A grunt, the scrape of metal on stone, and he turned to see Guillaume struggling to rise. His surcoat was torn and bloodied, but he was alive. Estienne slipped an arm about his shoulders.
‘Easy,’ he murmured, as Guillaume leaned into him with a hiss. ‘I have you.’
Guillaume’s face was sheened with sweat, but his eyes were bright as they met Estienne’s, something perilously close to gratitude lurking in their grey depths.
‘You saved my life, squire,’ he said simply.
Estienne found it difficult to acknowledge the fact, modesty or fatigue staying his answer. Instead he helped Guillaume north, through streets strewn with the dead and dying. Past the looming edifice of the cathedral, its pale stone smeared with soot. The keep rose proud opposite, the three-lion banner of King Henry fluttering in the wind from its highest tower. And in between both, the man who had won this victory.
William Marshal sat upon his destrier like a graven idol, hewn from granite. He watched as Estienne and Guillaume approached.

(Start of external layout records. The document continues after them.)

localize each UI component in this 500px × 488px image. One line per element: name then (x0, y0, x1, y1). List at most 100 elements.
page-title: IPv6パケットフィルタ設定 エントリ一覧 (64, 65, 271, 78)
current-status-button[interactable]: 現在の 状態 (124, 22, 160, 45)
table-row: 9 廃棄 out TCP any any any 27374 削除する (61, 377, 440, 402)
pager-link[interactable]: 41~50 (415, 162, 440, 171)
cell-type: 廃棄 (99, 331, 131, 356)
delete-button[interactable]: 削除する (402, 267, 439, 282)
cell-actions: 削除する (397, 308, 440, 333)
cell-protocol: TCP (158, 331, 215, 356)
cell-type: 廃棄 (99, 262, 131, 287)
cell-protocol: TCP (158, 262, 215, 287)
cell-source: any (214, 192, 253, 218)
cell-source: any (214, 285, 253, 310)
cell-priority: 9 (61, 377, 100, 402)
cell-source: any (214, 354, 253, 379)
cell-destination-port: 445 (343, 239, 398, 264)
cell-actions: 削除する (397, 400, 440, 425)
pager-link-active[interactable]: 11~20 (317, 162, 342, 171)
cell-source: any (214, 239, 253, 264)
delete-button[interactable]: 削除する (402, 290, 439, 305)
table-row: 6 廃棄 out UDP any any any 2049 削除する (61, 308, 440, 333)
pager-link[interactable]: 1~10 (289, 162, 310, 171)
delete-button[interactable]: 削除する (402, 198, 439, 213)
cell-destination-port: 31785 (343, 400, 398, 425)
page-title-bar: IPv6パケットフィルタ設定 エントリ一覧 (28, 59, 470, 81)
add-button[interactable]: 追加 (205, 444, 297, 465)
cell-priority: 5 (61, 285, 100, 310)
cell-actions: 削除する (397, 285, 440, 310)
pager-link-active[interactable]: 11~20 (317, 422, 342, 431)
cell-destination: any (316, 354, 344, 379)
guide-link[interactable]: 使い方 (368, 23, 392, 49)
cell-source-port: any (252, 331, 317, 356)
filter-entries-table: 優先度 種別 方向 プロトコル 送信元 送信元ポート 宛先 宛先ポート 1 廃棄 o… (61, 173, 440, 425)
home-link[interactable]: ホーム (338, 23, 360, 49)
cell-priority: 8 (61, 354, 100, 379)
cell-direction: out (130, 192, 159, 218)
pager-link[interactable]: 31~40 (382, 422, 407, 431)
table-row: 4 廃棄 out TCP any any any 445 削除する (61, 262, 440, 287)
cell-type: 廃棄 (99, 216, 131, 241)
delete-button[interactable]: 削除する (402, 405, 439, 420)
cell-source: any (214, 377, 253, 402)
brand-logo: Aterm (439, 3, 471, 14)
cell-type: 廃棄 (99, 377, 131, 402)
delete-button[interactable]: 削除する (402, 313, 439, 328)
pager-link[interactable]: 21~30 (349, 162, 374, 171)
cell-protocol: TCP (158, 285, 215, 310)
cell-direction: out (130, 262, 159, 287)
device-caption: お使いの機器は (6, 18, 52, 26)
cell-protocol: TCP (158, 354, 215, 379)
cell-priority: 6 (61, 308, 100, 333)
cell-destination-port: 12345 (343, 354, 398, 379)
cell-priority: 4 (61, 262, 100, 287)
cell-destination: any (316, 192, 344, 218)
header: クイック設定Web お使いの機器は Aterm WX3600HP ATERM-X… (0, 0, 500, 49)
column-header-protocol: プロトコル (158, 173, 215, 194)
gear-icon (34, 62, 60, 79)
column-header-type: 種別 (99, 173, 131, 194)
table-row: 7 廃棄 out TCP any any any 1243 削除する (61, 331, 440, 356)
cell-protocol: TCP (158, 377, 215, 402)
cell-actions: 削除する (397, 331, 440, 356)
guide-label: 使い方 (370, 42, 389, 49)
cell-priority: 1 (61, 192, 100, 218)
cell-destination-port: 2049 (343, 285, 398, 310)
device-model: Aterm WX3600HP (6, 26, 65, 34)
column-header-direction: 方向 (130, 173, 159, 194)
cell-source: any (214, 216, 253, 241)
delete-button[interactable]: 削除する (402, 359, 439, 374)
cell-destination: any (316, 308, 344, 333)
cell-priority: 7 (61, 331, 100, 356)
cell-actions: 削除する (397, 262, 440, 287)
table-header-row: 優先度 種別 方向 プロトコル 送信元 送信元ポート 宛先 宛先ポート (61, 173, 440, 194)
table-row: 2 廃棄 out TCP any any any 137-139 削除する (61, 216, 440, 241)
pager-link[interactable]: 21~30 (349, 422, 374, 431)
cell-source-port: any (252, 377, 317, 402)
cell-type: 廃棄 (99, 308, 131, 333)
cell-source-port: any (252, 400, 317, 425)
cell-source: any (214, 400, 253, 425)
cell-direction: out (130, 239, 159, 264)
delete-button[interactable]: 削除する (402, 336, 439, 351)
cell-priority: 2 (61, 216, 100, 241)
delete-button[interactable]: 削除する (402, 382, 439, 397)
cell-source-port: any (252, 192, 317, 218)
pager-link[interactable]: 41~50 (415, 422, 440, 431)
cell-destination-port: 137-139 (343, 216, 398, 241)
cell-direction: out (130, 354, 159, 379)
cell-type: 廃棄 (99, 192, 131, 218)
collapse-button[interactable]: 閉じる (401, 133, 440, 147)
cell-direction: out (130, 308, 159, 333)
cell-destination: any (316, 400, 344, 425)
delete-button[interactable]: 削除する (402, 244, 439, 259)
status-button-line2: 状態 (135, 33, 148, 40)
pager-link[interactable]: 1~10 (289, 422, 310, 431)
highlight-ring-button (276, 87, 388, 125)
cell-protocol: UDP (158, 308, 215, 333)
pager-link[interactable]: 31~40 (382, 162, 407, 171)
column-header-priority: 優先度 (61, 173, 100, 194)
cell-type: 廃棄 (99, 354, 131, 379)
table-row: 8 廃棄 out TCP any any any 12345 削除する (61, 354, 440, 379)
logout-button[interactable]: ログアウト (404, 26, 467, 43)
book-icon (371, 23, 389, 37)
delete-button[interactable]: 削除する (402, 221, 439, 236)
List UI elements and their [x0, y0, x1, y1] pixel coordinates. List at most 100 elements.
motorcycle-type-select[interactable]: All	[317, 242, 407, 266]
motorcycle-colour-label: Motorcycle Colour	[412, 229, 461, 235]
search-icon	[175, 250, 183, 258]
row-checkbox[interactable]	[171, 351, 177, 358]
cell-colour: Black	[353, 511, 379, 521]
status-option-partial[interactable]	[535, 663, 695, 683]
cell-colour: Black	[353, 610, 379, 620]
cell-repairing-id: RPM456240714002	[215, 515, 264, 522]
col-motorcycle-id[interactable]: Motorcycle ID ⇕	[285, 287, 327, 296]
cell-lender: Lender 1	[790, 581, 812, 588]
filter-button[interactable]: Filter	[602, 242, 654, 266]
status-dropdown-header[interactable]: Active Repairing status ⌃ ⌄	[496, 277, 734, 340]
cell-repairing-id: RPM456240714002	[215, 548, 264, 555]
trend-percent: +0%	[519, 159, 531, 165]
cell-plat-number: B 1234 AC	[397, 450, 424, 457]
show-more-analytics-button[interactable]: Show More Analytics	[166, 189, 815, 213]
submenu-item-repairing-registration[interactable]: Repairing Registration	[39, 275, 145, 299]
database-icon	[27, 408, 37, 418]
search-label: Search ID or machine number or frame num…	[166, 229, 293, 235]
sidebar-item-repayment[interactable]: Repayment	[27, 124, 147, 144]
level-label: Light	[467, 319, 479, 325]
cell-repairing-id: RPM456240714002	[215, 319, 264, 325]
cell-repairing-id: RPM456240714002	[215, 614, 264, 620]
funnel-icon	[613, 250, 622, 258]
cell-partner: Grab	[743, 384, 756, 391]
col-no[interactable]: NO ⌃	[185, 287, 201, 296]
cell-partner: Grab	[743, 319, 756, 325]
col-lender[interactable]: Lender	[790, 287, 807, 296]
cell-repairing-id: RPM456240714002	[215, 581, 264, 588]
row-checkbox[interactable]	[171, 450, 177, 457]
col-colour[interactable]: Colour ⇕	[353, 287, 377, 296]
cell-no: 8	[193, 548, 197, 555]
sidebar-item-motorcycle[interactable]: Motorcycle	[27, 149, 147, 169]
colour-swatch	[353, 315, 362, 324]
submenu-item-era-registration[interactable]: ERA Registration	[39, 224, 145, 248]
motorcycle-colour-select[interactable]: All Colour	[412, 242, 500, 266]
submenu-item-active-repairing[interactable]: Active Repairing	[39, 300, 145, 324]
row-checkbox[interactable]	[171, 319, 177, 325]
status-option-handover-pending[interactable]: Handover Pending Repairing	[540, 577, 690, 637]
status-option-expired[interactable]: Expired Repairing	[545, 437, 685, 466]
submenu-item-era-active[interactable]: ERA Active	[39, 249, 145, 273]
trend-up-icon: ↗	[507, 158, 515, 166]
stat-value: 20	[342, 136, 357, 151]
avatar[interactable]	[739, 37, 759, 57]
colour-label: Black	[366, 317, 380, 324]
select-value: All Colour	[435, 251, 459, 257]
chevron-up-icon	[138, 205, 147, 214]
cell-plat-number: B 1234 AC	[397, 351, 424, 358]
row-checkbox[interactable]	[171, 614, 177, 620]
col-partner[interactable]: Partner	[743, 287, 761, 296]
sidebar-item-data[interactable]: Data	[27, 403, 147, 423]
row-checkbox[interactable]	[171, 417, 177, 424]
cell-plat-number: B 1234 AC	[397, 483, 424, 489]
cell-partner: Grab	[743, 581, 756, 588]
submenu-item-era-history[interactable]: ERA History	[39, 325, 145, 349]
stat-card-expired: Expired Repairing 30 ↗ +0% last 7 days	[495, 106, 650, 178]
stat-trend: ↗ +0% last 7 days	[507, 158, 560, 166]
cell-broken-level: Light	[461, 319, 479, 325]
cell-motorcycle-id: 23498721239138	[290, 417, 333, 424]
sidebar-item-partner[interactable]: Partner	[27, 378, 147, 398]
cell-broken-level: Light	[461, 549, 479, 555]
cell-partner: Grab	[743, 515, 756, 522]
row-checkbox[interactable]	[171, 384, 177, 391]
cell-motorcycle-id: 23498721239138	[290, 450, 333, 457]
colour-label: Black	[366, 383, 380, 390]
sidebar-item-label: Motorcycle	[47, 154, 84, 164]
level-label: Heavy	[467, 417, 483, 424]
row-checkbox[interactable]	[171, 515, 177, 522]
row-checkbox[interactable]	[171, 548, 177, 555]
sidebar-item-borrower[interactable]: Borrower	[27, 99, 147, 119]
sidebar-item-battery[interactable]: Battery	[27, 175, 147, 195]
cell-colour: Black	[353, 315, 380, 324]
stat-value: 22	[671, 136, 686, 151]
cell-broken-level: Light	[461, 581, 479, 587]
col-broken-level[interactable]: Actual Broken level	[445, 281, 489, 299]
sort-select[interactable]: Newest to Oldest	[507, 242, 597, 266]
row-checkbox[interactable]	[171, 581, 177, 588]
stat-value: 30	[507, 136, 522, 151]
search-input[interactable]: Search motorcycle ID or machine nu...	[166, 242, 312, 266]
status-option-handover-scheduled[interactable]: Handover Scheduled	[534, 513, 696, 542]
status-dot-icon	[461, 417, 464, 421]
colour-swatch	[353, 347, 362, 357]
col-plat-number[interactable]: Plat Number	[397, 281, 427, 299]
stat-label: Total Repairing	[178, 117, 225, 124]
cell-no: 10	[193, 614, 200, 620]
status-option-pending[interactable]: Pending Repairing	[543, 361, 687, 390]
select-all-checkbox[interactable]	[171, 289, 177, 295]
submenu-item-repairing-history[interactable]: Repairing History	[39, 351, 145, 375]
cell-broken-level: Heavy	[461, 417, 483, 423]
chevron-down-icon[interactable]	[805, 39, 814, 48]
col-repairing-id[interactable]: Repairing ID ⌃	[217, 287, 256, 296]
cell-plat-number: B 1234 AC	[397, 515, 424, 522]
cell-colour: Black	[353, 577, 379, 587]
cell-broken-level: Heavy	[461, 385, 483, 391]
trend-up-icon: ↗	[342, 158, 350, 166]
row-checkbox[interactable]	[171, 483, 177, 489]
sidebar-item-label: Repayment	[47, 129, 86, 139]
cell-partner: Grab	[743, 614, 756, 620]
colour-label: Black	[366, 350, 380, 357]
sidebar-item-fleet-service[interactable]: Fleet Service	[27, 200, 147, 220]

‘You are both well?’ His voice was roughened from a day of shouted commands.
‘We are, Father.’ Guillaume bowed his head as best he could manage.
‘Good.’
No warmth, not even for his son saved from the brink of death. Estienne shifted, chafing under that measuring gaze, but Marshal had already turned away, wheeling his destrier to survey the captured city.
Around them, the rats began to appear from their hidey-holes, the people of Lincoln creeping into the sun now the French dogs had been driven out. But Estienne could see that already looting had begun. Men loyal to the king, driven on by zeal if not loyalty, were now making ready to claim their just rewards.
For liberated Lincoln, the coming night would be a long one.